Republicans allege that polls are flawed, with Democrats being favored by the pollsters and Republicans more able to avoid being polled.

Sharon Schmickle, Star Tribune
Last update: November 09, 2006 – 12:07 AM

Eight public opinion polls by different organizations gave DFLer Mike Hatch a lead in Minnesota’s race for governor during the final two weeks of the campaign.

Hatch lost. What happened?

The answer is a study in the controversial science of polling as it applied in Election 2006.

Nationwide, polls signaled accurately that Democrats were heading toward a victory that could dramatically reorder the political landscape, said Mark Blumenthal, publisher of Pollster.com, which tracked polls for 80 key races. In almost all cases, he said, polls gave an accurate picture of “who was clearly ahead, who was behind and which races were going to be close.”

The same could be said for the Minnesota governor’s race, which ended in a near tie with a slight edge for Republican incumbent Tim Pawlenty. The polls reported that Hatch’s “lead” generally was within the margin of error.

But the fact that it was reflected so many times suggested it was real. Think of measuring a tied race as akin to flipping a coin. Chances of getting heads (or in this case, Hatch) on a given flip ought to be 50-50. Getting heads eight times in a row would be extremely unlikely.

While most polls suggested that the race was tightening in its final days, not one showed Pawlenty leading.

One possible explanation is that the polls were flawed. State Republican Party chairman Ron Carey said that pollsters favor the DFL in the technical adjustments they make to identify likely voters. He also said that Republicans are more likely to use caller ID and other technology that puts them outside a pollster’s reach.

But the same polls accurately reflected Minnesota’s U.S. Senate race, if anything over-estimating support for the Republican who lost. Same samples of likely voters, same interviewers, same number-crunchers as were involved in the governor’s race polls.

“If there were bias in one race, it should have been reflected in the other,” said Lawrence Jacobs, who directs the Center for the Study of Politics and Governance at the University of Minnesota’s Humphrey Institute. One of the polls in question came from the center.

Another possibility is that something changed in the homestretch to tip the balance toward Pawlenty. Carey said the GOP’s private polls also showed Hatch in a down-to-the-wire lead, but with a narrower margin than the public polls reported.

“If the election had been held a week earlier, Mike Hatch may very well have won,” Carey said.

One last-minute wild card involved fence-sitters --undecideds and independents who appear to have tilted Democrat in other races. In Minnesota’s U.S. Senate race, voters who told exit pollers they were independent went overwhelmingly for Democrat Amy Klobuchar, helping propel her to victory.

But 54 percent of Minnesota’s independents said in the exit poll that they voted for Pawlenty or Independence Party candidate Peter Hutchinson.

The reason may have been missteps that Hatch and his running mate, Judi Dutcher, committed a few days before the election, said Rob Daves, who directs the Star Tribune Minnesota Poll.
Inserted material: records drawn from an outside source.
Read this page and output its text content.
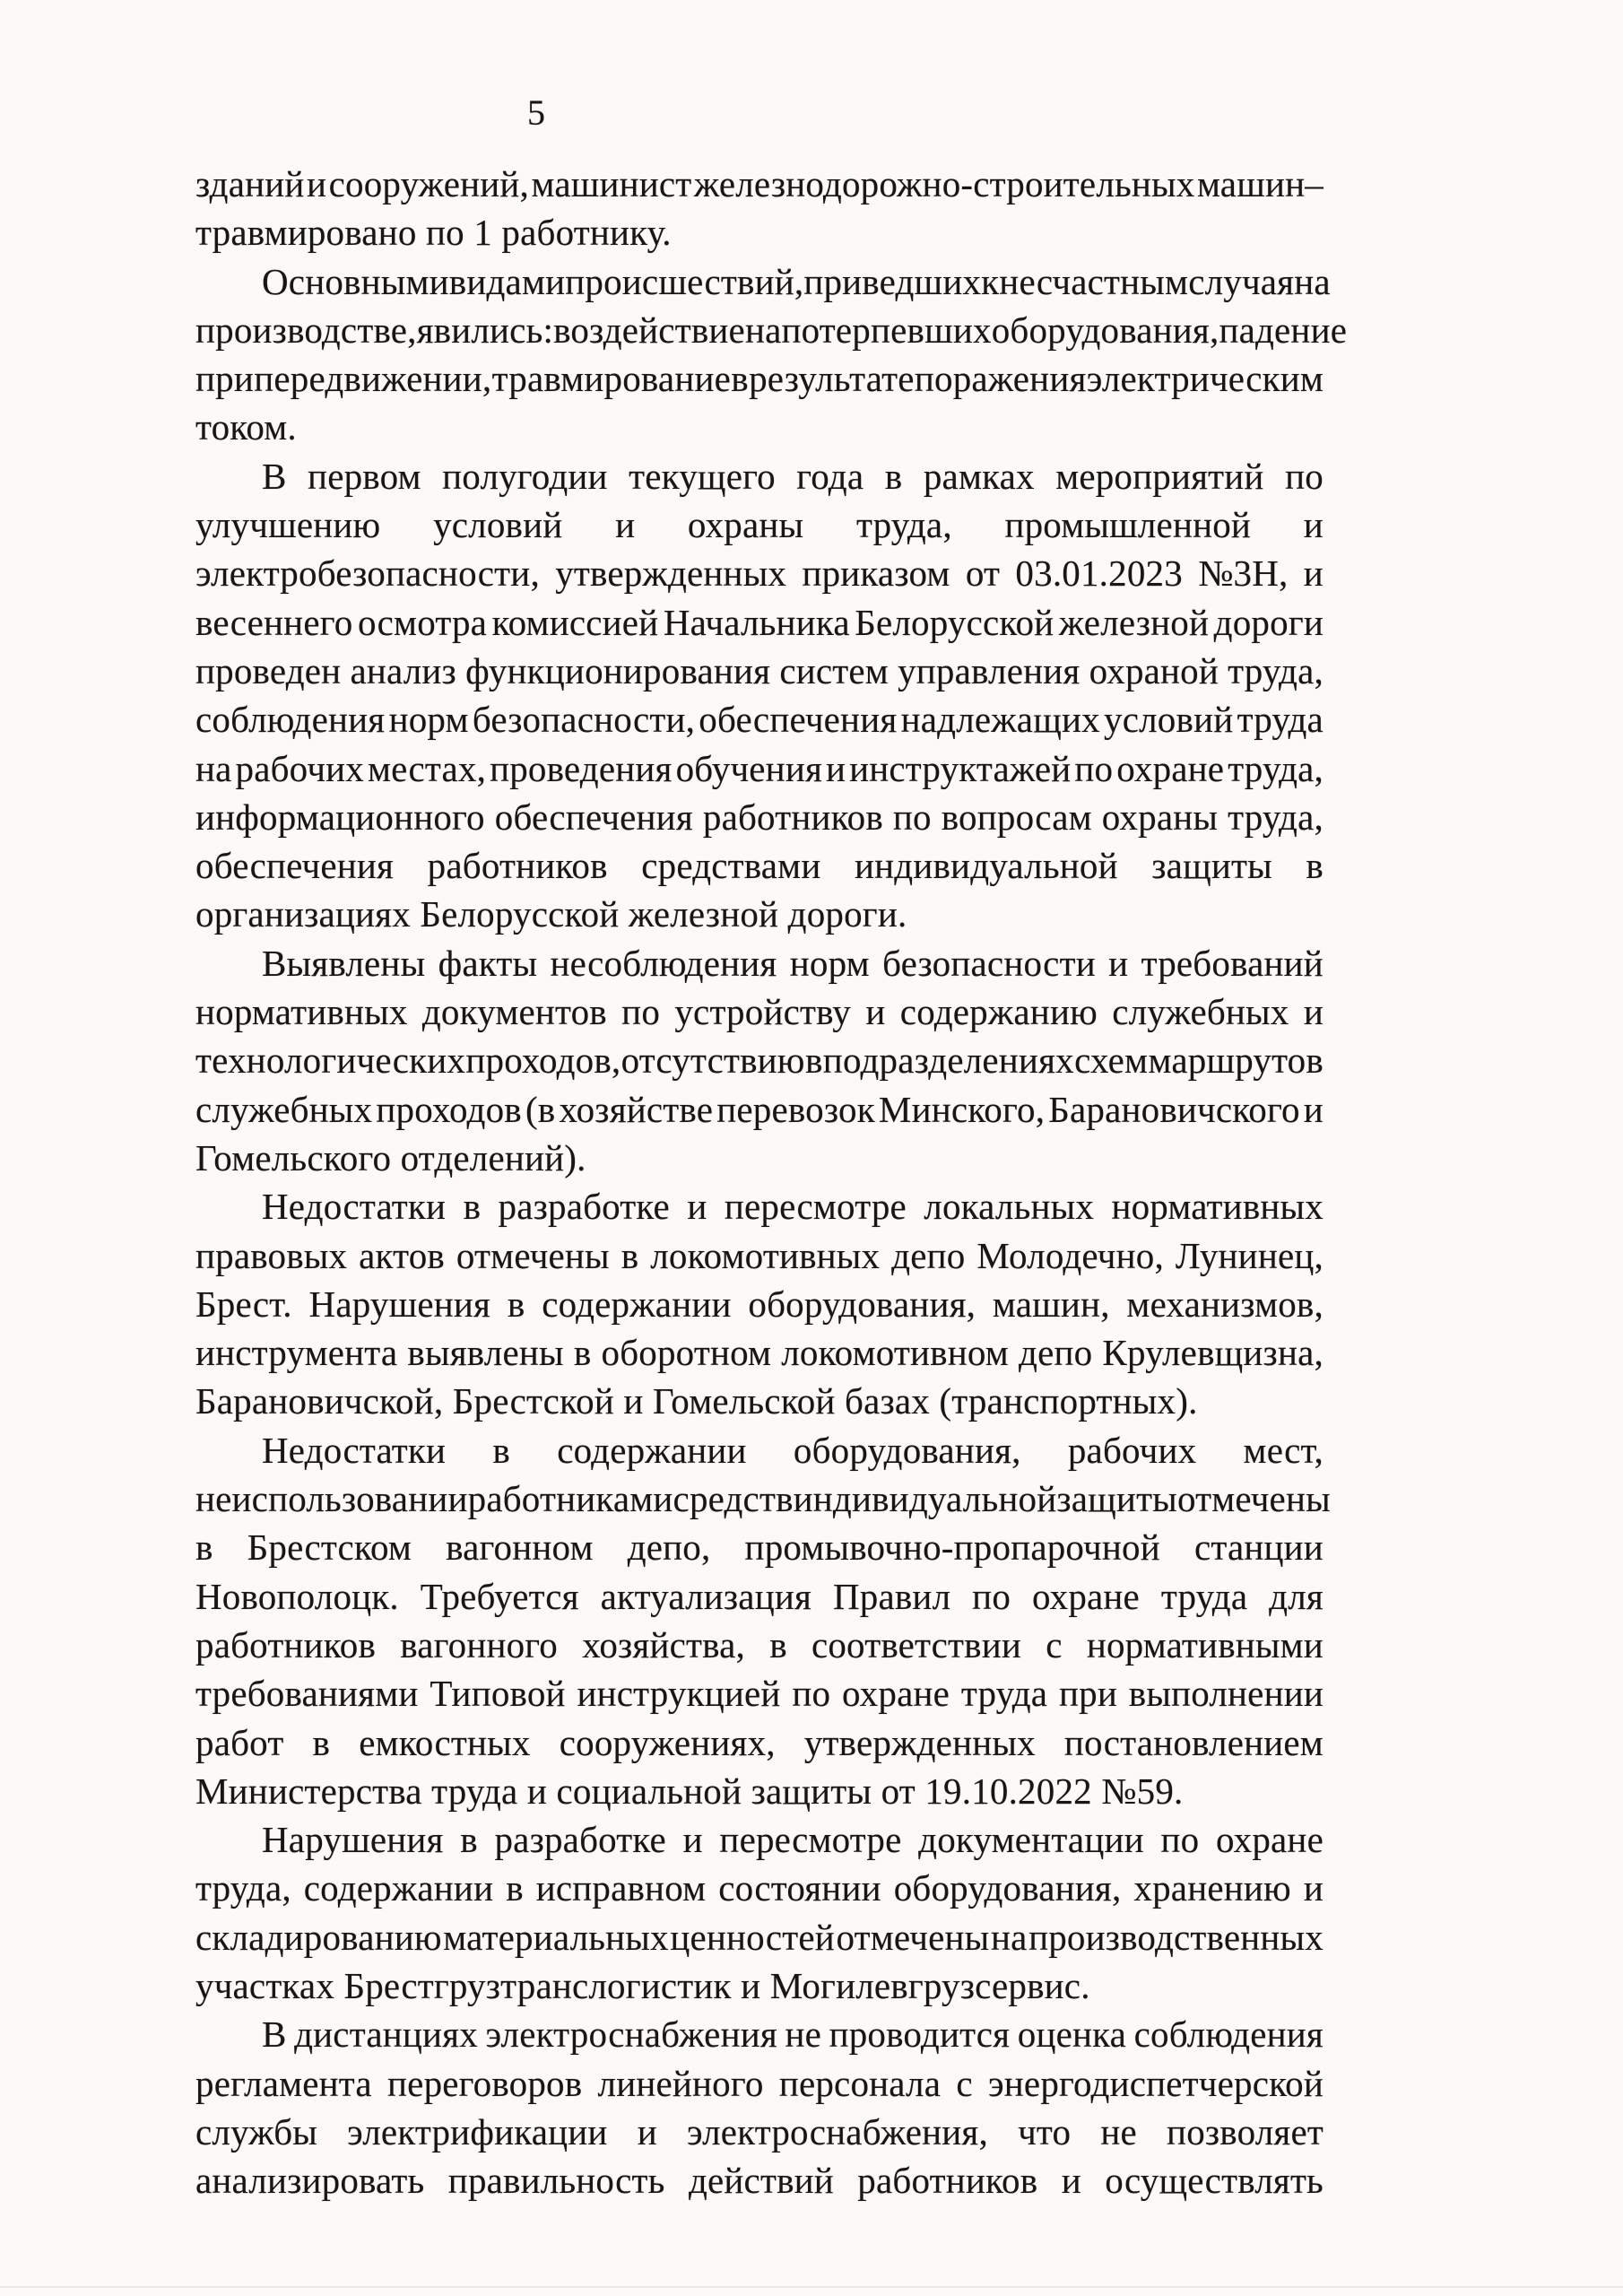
5
зданий и сооружений, машинист железнодорожно-строительных машин–
травмировано по 1 работнику.
Основными видами происшествий, приведших к несчастным случая на
производстве, явились: воздействие на потерпевших оборудования, падение
при передвижении, травмирование в результате поражения электрическим
током.
В первом полугодии текущего года в рамках мероприятий по
улучшению условий и охраны труда, промышленной и
электробезопасности, утвержденных приказом от 03.01.2023 №3Н, и
весеннего осмотра комиссией Начальника Белорусской железной дороги
проведен анализ функционирования систем управления охраной труда,
соблюдения норм безопасности, обеспечения надлежащих условий труда
на рабочих местах, проведения обучения и инструктажей по охране труда,
информационного обеспечения работников по вопросам охраны труда,
обеспечения работников средствами индивидуальной защиты в
организациях Белорусской железной дороги.
Выявлены факты несоблюдения норм безопасности и требований
нормативных документов по устройству и содержанию служебных и
технологических проходов, отсутствию в подразделениях схем маршрутов
служебных проходов (в хозяйстве перевозок Минского, Барановичского и
Гомельского отделений).
Недостатки в разработке и пересмотре локальных нормативных
правовых актов отмечены в локомотивных депо Молодечно, Лунинец,
Брест. Нарушения в содержании оборудования, машин, механизмов,
инструмента выявлены в оборотном локомотивном депо Крулевщизна,
Барановичской, Брестской и Гомельской базах (транспортных).
Недостатки в содержании оборудования, рабочих мест,
неиспользовании работниками средств индивидуальной защиты отмечены
в Брестском вагонном депо, промывочно-пропарочной станции
Новополоцк. Требуется актуализация Правил по охране труда для
работников вагонного хозяйства, в соответствии с нормативными
требованиями Типовой инструкцией по охране труда при выполнении
работ в емкостных сооружениях, утвержденных постановлением
Министерства труда и социальной защиты от 19.10.2022 №59.
Нарушения в разработке и пересмотре документации по охране
труда, содержании в исправном состоянии оборудования, хранению и
складированию материальных ценностей отмечены на производственных
участках Брестгрузтранслогистик и Могилевгрузсервис.
В дистанциях электроснабжения не проводится оценка соблюдения
регламента переговоров линейного персонала с энергодиспетчерской
службы электрификации и электроснабжения, что не позволяет
анализировать правильность действий работников и осуществлять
Hatch blew up at a reporter and Dutcher revealed a lack of knowledge about E85, an ethanol blend that is important to rural voters.

“I believe that is what did the trick for Pawlenty,” Daves said.

But why did polls that went on through the weekend miss the turn in attitude? Unless an event is seismic, it tends to settle gradually with voters, pollsters say. Some miss the first reports and catch the news later. Some hear about it from friends.

“There are very few examples of stories that are so huge they turn everything upside down immediately,” Blumenthal said.

When a fast-moving trend hits the final hours of a tossup race, he said, “there is no political survey I’m aware of that’s capable of forecasting the winner.”